Location
- 380 Edison Way Reno, Nevada 89502 United States
- Coordinates: 39°30′23″N 119°45′17″W﻿ / ﻿39.5063°N 119.7548°W

Information
- Type: Public magnet school
- Motto: We Serve. We Integrate. We Succeed.
- Established: 2009
- School district: Washoe County School District
- NCES District ID: 3200480
- Principal: Jason Mattick
- Staff: 28.70 (FTE)
- Enrollment: 530 (2022–23)
- Student to teacher ratio: 18.47
- Colors: Grey and Maroon
- Mascot: Trailblazer (formerly a Phoenix)
- Rival: Earl Wooster High School
- Website: https://www.washoeschools.net/aact

= Academy of Arts, Careers and Technology =

Public magnet school in Reno, Nevada, United States

The Academy of Arts, Careers and Technology (AACT) is a career-tech high school in Reno, Nevada founded in 2009 as a part of the Washoe County School District. According to the U.S. News & World Report, it is the seventh-best high school in Nevada.

AACT is the first high school in Northern Nevada to offer an aviation program. The program uses a facility featuring air traffic control and flight simulators funded by a $1.09 million donation from the Gillemot Foundation. In coordination with the Bureau of Land Management the school also offers a four-year firefighting program.

AACT currently offers seven career and technical education (CTE) programs.
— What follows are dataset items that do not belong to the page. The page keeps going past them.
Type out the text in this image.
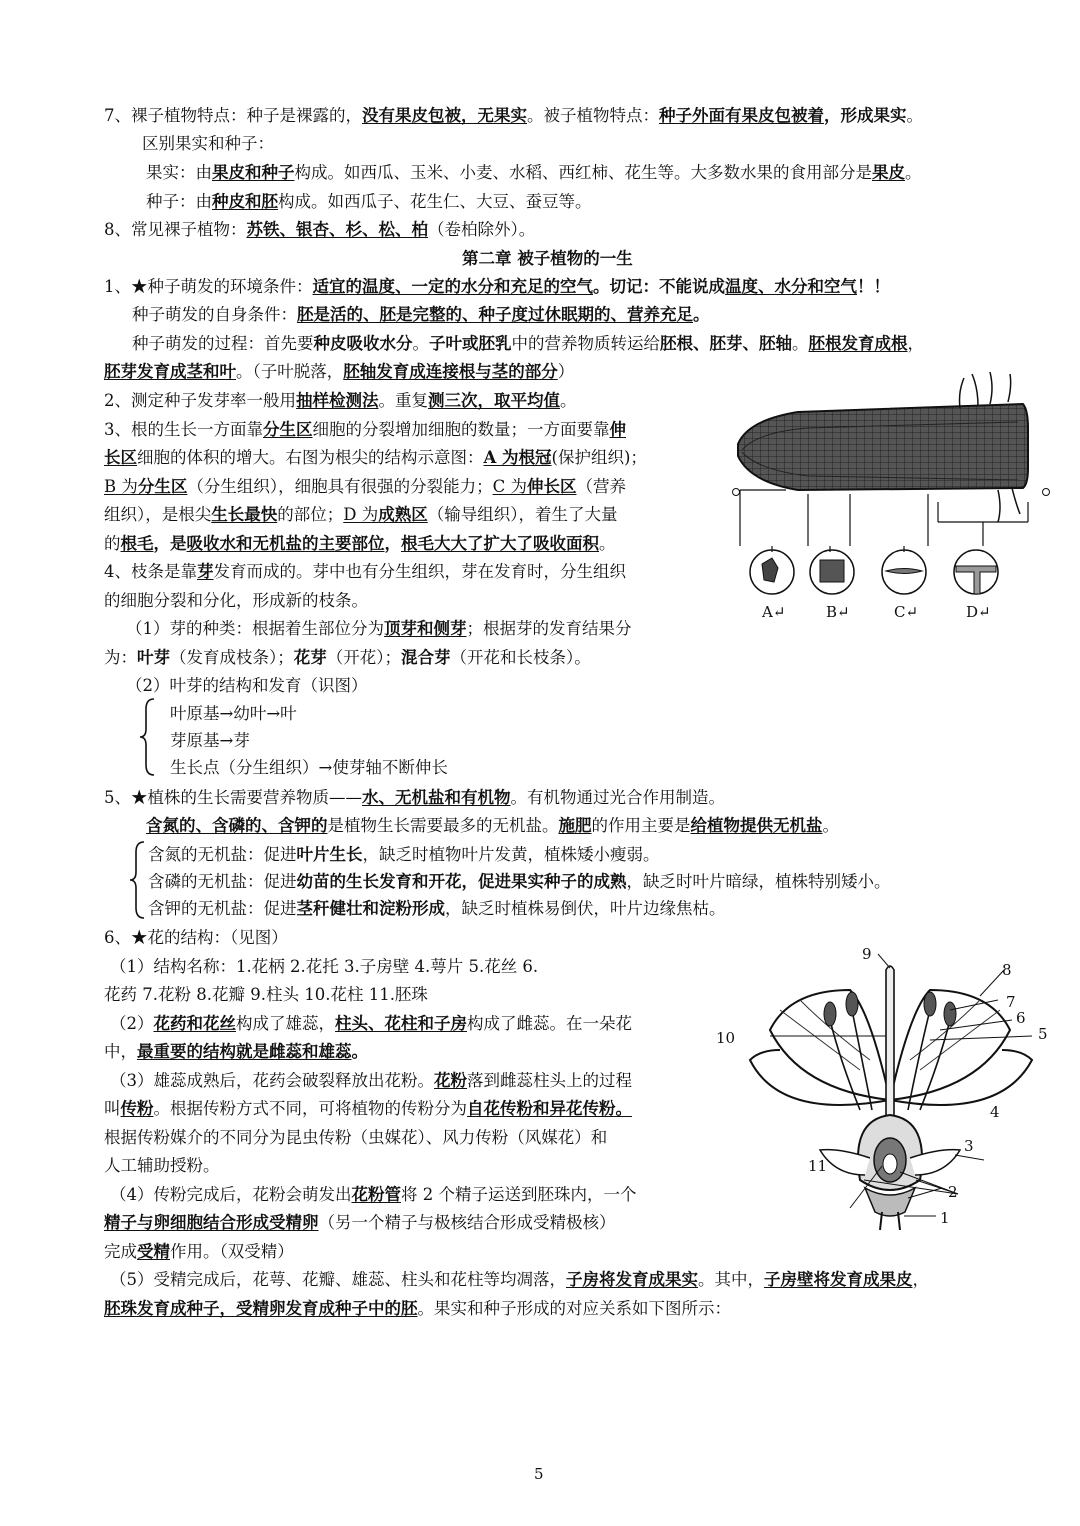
7、裸子植物特点：种子是裸露的，没有果皮包被，无果实。被子植物特点：种子外面有果皮包被着，形成果实。
区别果实和种子：
果实：由果皮和种子构成。如西瓜、玉米、小麦、水稻、西红柿、花生等。大多数水果的食用部分是果皮。
种子：由种皮和胚构成。如西瓜子、花生仁、大豆、蚕豆等。
8、常见裸子植物：苏铁、银杏、杉、松、柏（卷柏除外）。
第二章 被子植物的一生
1、★种子萌发的环境条件：适宜的温度、一定的水分和充足的空气。切记：不能说成温度、水分和空气！！
种子萌发的自身条件：胚是活的、胚是完整的、种子度过休眠期的、营养充足。
种子萌发的过程：首先要种皮吸收水分。子叶或胚乳中的营养物质转运给胚根、胚芽、胚轴。胚根发育成根，
胚芽发育成茎和叶。（子叶脱落，胚轴发育成连接根与茎的部分）
2、测定种子发芽率一般用抽样检测法。重复测三次，取平均值。
3、根的生长一方面靠分生区细胞的分裂增加细胞的数量；一方面要靠伸
长区细胞的体积的增大。右图为根尖的结构示意图：A 为根冠(保护组织)；
B 为分生区（分生组织），细胞具有很强的分裂能力；C 为伸长区（营养
组织），是根尖生长最快的部位；D 为成熟区（输导组织），着生了大量
的根毛，是吸收水和无机盐的主要部位，根毛大大了扩大了吸收面积。
4、枝条是靠芽发育而成的。芽中也有分生组织，芽在发育时，分生组织
的细胞分裂和分化，形成新的枝条。
（1）芽的种类：根据着生部位分为顶芽和侧芽；根据芽的发育结果分
为：叶芽（发育成枝条）；花芽（开花）；混合芽（开花和长枝条）。
（2）叶芽的结构和发育（识图）
叶原基→幼叶→叶
芽原基→芽
生长点（分生组织）→使芽轴不断伸长
5、★植株的生长需要营养物质——水、无机盐和有机物。有机物通过光合作用制造。
含氮的、含磷的、含钾的是植物生长需要最多的无机盐。施肥的作用主要是给植物提供无机盐。
含氮的无机盐：促进叶片生长，缺乏时植物叶片发黄，植株矮小瘦弱。
含磷的无机盐：促进幼苗的生长发育和开花，促进果实种子的成熟，缺乏时叶片暗绿，植株特别矮小。
含钾的无机盐：促进茎秆健壮和淀粉形成，缺乏时植株易倒伏，叶片边缘焦枯。
6、★花的结构：（见图）
（1）结构名称：1.花柄 2.花托 3.子房壁 4.萼片 5.花丝 6.
花药 7.花粉 8.花瓣 9.柱头 10.花柱 11.胚珠
（2）花药和花丝构成了雄蕊，柱头、花柱和子房构成了雌蕊。在一朵花
中，最重要的结构就是雌蕊和雄蕊。
（3）雄蕊成熟后，花药会破裂释放出花粉。花粉落到雌蕊柱头上的过程
叫传粉。根据传粉方式不同，可将植物的传粉分为自花传粉和异花传粉。
根据传粉媒介的不同分为昆虫传粉（虫媒花）、风力传粉（风媒花）和
人工辅助授粉。
（4）传粉完成后，花粉会萌发出花粉管将 2 个精子运送到胚珠内，一个
精子与卵细胞结合形成受精卵（另一个精子与极核结合形成受精极核）
完成受精作用。（双受精）
（5）受精完成后，花萼、花瓣、雄蕊、柱头和花柱等均凋落，子房将发育成果实。其中，子房壁将发育成果皮，
胚珠发育成种子，受精卵发育成种子中的胚。果实和种子形成的对应关系如下图所示：
A↵	B↵	C↵	D↵
9
8
7
6
5
10
4
3
11
2
1
5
In addition to Aviation and Fire Science, academies for Criminal Justice, Communication Arts and Media, Business, Medical, and Culinary are offered.

AACT features an embedded EMT education program with REMSA Health, Reno-Sparks' ground medical transport franchisee which is headquartered next door. Graduates of the program are qualified to be hired as EMTs with REMSA Health following graduation.

In 2018 Maren Oates, a Communications teacher at the AACT, was charged with engaging in sex with a student. She was placed on administrative leave, pleaded guilty, and was sentenced to 12–34 months in prison.